Integrity skill for production, injection, and workover decision support. Use it to frame the problem, screen likely leak paths, and identify which logs or pressure tests are worth running next.

Important: Barrier questions are high-consequence. Do not overstate certainty from a single bleeddown test. Always distinguish between screening diagnosis and formal well-integrity signoff.

Data To Request First

Current well schematic: casing, tubing, packer, perforations, and barrier status
Pressure history for each annulus and tubing
Bleedoff volume, pressure rebuild, and test timing
Cement tops, squeeze history, and cement evaluation logs if available
MIT or pressure test results, leakoff details, and acceptance criteria used
Corrosion history, caliper data, retrieved tubular inspection, and workover history

Workflow

Identify the barrier envelope that should exist.
Classify the pressure behavior: thermal, trapped pressure, SCP, or active communication.
Estimate gas volume or leak severity from bleeddown and rebuild behavior.
Screen the most likely leak path.
Recommend the next discriminating diagnostic, not every possible test.

Module 1 - Annulus Gas Inventory And Bleeddown

def annulus_gas_inventory_scf(pressure_psia, annulus_volume_bbl,
                              temperature_f=100.0, z=1.0):
    """
    Approximate free-gas inventory in standard cubic feet.
    Uses PV/ZT scaling from actual annulus conditions to standard conditions.
    """
    if pressure_psia <= 0 or annulus_volume_bbl <= 0 or z <= 0:
        return None
    v_ft3 = annulus_volume_bbl * 5.615
    t_r = temperature_f + 459.67
    scf = pressure_psia * v_ft3 * 520.0 / (14.7 * z * t_r)
    return scf

def bleeddown_volume_scf(p_initial_psia, p_final_psia, annulus_volume_bbl,
                         temperature_f=100.0, z=1.0):
    """Gas volume released between two annulus pressures."""
    q1 = annulus_gas_inventory_scf(p_initial_psia, annulus_volume_bbl, temperature_f, z)
    q2 = annulus_gas_inventory_scf(p_final_psia, annulus_volume_bbl, temperature_f, z)
    if q1 is None or q2 is None:
        return None
    return max(0.0, q1 - q2)

def pressure_rebuild_rate(p_start_psia, p_end_psia, days):
    """Average annulus pressure rebuild rate."""
    if days <= 0:
        return None
    return (p_end_psia - p_start_psia) / days

Interpretation

Pressure behavior	Likely meaning
Pressure bleeds to zero and stays there	Trapped pressure, low active communication
Pressure bleeds to zero and rebuilds repeatedly	SCP or leak path communication
Pressure tracks temperature / production cycles	Thermal annulus behavior likely
Large bleedoff gas volume from small annulus	Real gas source, not just thermal expansion

Module 2 - Pressure Limits And Barrier Envelope

def maasp_from_shoe(shoe_tvd_ft, fracture_gradient_psi_ft, annulus_fluid_ppg):
    """
    Screening maximum allowable annulus surface pressure from the shoe.
    MAASP = (FG - fluid gradient) * TVD
    fluid gradient = 0.052 * MW(ppg)
    """
    fluid_grad = 0.052 * annulus_fluid_ppg
    return (fracture_gradient_psi_ft - fluid_grad) * shoe_tvd_ft

def safety_factor_to_limit(current_pressure_psi, allowable_pressure_psi):
    """Fraction of pressure limit currently consumed."""
    if allowable_pressure_psi <= 0:
        return None
    return current_pressure_psi / allowable_pressure_psi

Barrier review should answer:

What are the intended primary and secondary barriers right now?
Which annulus is supposed to be isolated?
What is the governing pressure limit: packer, casing, connection, or shoe?
Is the observed pressure inside or outside the design envelope?
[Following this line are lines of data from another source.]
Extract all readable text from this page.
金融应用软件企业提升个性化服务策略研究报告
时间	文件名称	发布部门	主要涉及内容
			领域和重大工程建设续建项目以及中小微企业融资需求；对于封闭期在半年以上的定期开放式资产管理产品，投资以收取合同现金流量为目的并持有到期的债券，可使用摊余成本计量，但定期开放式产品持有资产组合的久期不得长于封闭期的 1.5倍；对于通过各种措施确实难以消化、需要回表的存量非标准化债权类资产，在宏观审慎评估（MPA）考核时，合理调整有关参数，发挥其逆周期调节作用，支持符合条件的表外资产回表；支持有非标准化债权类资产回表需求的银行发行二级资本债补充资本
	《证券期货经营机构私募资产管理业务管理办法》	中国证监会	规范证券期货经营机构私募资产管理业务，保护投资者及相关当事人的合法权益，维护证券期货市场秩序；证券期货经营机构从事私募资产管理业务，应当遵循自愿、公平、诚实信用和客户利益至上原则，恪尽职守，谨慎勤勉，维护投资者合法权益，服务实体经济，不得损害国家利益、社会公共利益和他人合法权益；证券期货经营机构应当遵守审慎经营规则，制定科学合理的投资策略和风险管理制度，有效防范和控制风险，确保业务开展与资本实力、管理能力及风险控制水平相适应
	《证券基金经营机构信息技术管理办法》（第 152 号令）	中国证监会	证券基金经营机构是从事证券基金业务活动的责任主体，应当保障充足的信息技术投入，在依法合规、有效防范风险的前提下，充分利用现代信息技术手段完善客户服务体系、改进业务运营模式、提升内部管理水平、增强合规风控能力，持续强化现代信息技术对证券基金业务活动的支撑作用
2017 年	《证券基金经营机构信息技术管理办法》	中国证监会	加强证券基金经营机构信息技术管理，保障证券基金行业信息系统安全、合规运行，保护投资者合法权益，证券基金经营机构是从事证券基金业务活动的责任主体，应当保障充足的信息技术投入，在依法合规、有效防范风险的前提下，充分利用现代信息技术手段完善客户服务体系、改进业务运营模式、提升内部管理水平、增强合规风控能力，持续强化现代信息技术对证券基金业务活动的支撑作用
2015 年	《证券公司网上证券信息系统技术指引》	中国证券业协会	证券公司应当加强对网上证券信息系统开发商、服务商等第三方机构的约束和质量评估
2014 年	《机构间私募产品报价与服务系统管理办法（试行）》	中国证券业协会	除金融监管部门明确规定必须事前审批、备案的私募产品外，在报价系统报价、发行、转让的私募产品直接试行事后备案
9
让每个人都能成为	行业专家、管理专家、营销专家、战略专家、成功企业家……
Module 3 - Leak Path Screening

Symptom	Likely leak path	Best next discriminator
SCP on A-annulus with stable tubing	Tubing leak or packer leak	Tubing pressure test, noise / temperature log
Multi-annulus pressure communication	Behind-pipe or connection issue	Cement evaluation, pressure communication matrix
Pressure tied to production shut-ins	Tubing-to-annulus communication	Shut-in sequence and gradient comparison
Pressure tied to injection cycles	Injection string or packer leak	Injection falloff and annulus monitoring
Iron, scale, or solids in annulus bleedoff	Corrosion breach or produced-fluid communication	Sample the bleedoff, inspect metallurgy

Module 4 - MIT Interpretation

Use MIT results to answer three separate questions:

Did the pressure test hold according to the stated acceptance criterion?
Does the pressure-hold behavior fit the expected compressibility of the test volume?
If the test failed, does the failure implicate the string, packer, or behind-pipe isolation?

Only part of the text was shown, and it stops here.